The European Union is poised for more of the hot and dry weather which prompted officials to slash to a seven-year low their forecast for the bloc’s corn yield, while downgrading hopes for soybean and sunflower crops too.
Rainfall “will be restricted” in Europe over the next week, “while temperatures are warmer than usual”, if falling short of recent highs which broke records in France and the UK, weather bureau World Weather said.
“Net drying is expected in the majority of the continent,” with western Europe to stay dry and warm in the first week of August, when some more eastern areas will see rain.
“The bottom line in Europe will remain one of concern for areas from Hungary to Greece and in France, the UK, Spain, Portugal, Italy, Germany Belgium, Netherlands and Portugal,” World Weather said.
“Too much warm and dry weather will maintain crop and livestock stress even through temperature extremes will not be as great as those of the past.”
Seven-year low
The forecast comes amid growing worries over damage from the conditions autumn-harvested crops – notably corn, for which the EU’s Mars agrimeteorology bureau on Monday cut its yield forecast by 0.62 tonnes per hectare to 7.35 tonnes per hectare.
Compared with European Commission data, that would represent the weakest result since 2015-16.
Factoring in the commission area estimate of 9.13m hectares, the yield figure on GrainPriceNews calculations implies a harvest of 66.2m tonnes, which would represent a fall of 6.5m tonnes year on year, and be the smallest crop in five years.
Mars also cut its hopes for this year’s EU sunflower yield by 0.19 tonnes per hectare to 2.18 tonnes per hectare, and for soybeans by 0.27 tonnes per hectare to 2.72 tonnes per hectare, in both cases dragging the forecasts below five-year-average levels.
‘Drought and heat stress’
Mars said that it had “substantially reduced” its outlooks for autumn-harvested crops “due to continued hot and/or dry weather conditions in large parts of Europe”.
The last month had been “marked by extremely hot and dry conditions in several regions of Europe”, with damage “most pronounced in regions that were already affected by long-lasting rain deficit”.
These included “large parts of Spain, southern France, central and northern Italy, central Germany, northern Romania, eastern Hungary” as well as, outside the EU, “western and southern Ukraine”.
The conditions had come at a sensitive developmental point for crops, with the bureau reporting that “apart from direct impacts on growth, drought and heat stress in several regions coincided with the flowering stage, resulting in reduced flower fertility”.
It also noted that “water reservoirs are at a very low level”, boosting the threat to irrigated crops of further dryness.
‘Severely affected’
For France, the EU’s top corn producer, Mars downgraded its yield forecast by 0.31 tonnes per hectare to 8.90 tonnes per hectare, warning that “the dry conditions since early July, combined with the heatwave in mid-July, have affected the condition of maize and sunflower crops during the flowering stage”.

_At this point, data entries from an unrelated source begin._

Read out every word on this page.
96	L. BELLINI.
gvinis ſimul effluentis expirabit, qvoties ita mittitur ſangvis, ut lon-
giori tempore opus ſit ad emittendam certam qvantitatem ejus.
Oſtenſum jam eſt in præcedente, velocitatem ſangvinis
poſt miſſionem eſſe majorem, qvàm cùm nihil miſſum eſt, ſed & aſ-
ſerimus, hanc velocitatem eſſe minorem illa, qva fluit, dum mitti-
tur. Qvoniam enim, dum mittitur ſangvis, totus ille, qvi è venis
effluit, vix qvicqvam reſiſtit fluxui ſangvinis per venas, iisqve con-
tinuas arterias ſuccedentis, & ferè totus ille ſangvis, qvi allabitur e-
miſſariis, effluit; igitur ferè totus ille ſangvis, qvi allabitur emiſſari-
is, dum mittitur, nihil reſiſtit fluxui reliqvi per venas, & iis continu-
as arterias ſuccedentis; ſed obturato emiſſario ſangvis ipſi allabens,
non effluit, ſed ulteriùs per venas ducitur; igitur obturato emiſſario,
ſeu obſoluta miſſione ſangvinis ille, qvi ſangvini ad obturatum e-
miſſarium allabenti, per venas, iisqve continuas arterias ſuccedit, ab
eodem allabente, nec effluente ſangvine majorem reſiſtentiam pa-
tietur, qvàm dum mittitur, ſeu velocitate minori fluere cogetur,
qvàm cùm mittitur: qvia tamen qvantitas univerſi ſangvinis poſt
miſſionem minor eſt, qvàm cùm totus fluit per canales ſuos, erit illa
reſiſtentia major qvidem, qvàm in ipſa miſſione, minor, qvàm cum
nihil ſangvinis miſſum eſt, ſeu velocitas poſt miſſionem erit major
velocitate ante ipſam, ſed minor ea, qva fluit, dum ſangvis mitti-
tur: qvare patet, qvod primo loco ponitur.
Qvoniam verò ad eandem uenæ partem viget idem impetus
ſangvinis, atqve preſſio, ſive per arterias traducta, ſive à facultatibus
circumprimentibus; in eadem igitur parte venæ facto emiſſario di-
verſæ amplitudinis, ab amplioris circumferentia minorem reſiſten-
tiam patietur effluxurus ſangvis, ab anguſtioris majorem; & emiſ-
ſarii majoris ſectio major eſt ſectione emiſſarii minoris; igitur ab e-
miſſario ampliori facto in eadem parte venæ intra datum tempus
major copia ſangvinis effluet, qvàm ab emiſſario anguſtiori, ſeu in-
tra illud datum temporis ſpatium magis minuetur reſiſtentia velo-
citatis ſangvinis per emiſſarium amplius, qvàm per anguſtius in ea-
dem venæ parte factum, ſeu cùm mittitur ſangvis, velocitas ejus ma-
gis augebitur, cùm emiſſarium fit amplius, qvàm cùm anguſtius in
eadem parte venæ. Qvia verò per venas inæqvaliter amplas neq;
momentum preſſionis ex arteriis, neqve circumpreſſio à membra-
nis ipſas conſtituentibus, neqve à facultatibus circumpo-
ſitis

The outlook for second-ranked grower Romania was cut by 0.36 tonnes per hectare to 5.53 tonnes per hectare, warning that rainfall levels of 30-80% below the long-term average over the past month “led to exceptionally poor soil moisture conditions in several major producing regions”.
However, third-ranked producer Hungary received a particularly large yield forecast downgrade, of 2.23 tonnes per hectare to 5.52 tonnes per hectare, thanks to “strong drought impacts” in eastern areas.
“The continued drought conditions in eastern Hungary severely affected the winter and summer crop outlooks,” Mars said, adding that an “upcoming heatwave may degrade even more” yield prospects.